In the early ’90s, drummer Butch Vig was best known as a producer – having worked on the likes of Nirvana’s ‘Nevermind’, Smashing Pumpkins’ ‘Siamese Dream’, and Sonic Youth’s ‘Dirty’. Before his reputation in the studio took off, Vig was in a handful of bands: Spooner, Eclipse, First Person, and Fire Town. And so, when he set out in search of creative newness, Vig hit up some of his old bandmates, and formed Garbage. Despite a “disaster” audition, Shirley Manson soon joined up, and Garbage set out with a mission – as the band’s Steve Marker put it, to “take pop music and make it as horrible sounding as we can.“

Conscious of Vig’s reputation as one of grunge’s go-to producers, Garbage attempted to distance themselves from the genre – and instead, their self-titled debut is a gnarled and twisted hybrid of punk, power-pop, trip-hop, and even flickers of dance.
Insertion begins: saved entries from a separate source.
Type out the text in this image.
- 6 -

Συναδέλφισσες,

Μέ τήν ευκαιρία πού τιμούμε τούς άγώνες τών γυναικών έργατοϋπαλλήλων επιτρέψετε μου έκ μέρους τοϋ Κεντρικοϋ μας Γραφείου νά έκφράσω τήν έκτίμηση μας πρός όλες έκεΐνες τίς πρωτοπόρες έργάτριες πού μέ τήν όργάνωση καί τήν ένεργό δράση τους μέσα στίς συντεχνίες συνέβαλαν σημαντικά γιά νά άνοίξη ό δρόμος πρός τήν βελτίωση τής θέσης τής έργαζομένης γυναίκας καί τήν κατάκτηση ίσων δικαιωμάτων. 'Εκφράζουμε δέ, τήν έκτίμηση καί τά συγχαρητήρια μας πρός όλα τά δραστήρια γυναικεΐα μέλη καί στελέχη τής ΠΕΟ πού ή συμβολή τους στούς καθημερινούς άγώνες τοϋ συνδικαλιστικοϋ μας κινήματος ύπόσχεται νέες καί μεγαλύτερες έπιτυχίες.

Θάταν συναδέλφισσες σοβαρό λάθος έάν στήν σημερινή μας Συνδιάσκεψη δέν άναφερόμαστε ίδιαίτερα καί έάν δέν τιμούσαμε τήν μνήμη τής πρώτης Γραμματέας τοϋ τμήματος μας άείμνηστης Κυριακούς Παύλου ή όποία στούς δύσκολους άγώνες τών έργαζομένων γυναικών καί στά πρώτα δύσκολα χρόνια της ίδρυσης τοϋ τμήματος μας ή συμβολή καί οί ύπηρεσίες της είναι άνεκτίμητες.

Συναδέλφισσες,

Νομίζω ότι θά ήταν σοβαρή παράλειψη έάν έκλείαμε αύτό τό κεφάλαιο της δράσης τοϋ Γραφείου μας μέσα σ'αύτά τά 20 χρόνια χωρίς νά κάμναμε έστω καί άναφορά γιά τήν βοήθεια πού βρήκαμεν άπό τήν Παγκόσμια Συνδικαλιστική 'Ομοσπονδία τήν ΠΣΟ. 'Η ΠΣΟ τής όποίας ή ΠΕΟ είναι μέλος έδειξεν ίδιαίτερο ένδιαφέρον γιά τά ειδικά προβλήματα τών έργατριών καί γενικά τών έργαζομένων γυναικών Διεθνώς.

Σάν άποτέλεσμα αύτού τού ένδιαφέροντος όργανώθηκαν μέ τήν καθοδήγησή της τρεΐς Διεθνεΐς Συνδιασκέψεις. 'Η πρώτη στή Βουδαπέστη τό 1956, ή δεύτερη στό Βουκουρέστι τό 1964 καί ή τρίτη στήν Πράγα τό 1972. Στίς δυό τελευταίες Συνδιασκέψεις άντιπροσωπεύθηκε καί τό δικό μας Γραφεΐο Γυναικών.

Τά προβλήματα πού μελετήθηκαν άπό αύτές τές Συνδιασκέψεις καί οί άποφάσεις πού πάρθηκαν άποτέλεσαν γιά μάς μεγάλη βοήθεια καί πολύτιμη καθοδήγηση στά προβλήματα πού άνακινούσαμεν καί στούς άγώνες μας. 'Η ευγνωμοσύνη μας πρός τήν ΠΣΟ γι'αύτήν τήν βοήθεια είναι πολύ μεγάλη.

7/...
Inadvertently, it became one of the defining post-grunge records for that very reason – invigorating the best bits of a fading genre and taking things in a refreshed direction.

Bully, ‘Feels Like’ (2015)

And into the present, two decades later, grunge’s spirit lives on. Originally an intern at Steve Albini’s Chicago recording studio, Alicia Bognanno brought the growl of grunge kicking and screaming into the present day – Bully’s frenetic debut record ‘Feels Like’ is charged with her pained howl. Crucially, there’s focused anger beneath every spiny, on-edge hook. Invisible handcuffs locked on me,” Bognanno sings with disarming sweetness on ‘Trying’, before unleashing an unholy yowl, “been praying for my period all week”. And her killer third album ‘Sugaregg’, released this summer, proved grunge ain’t dead in 2020.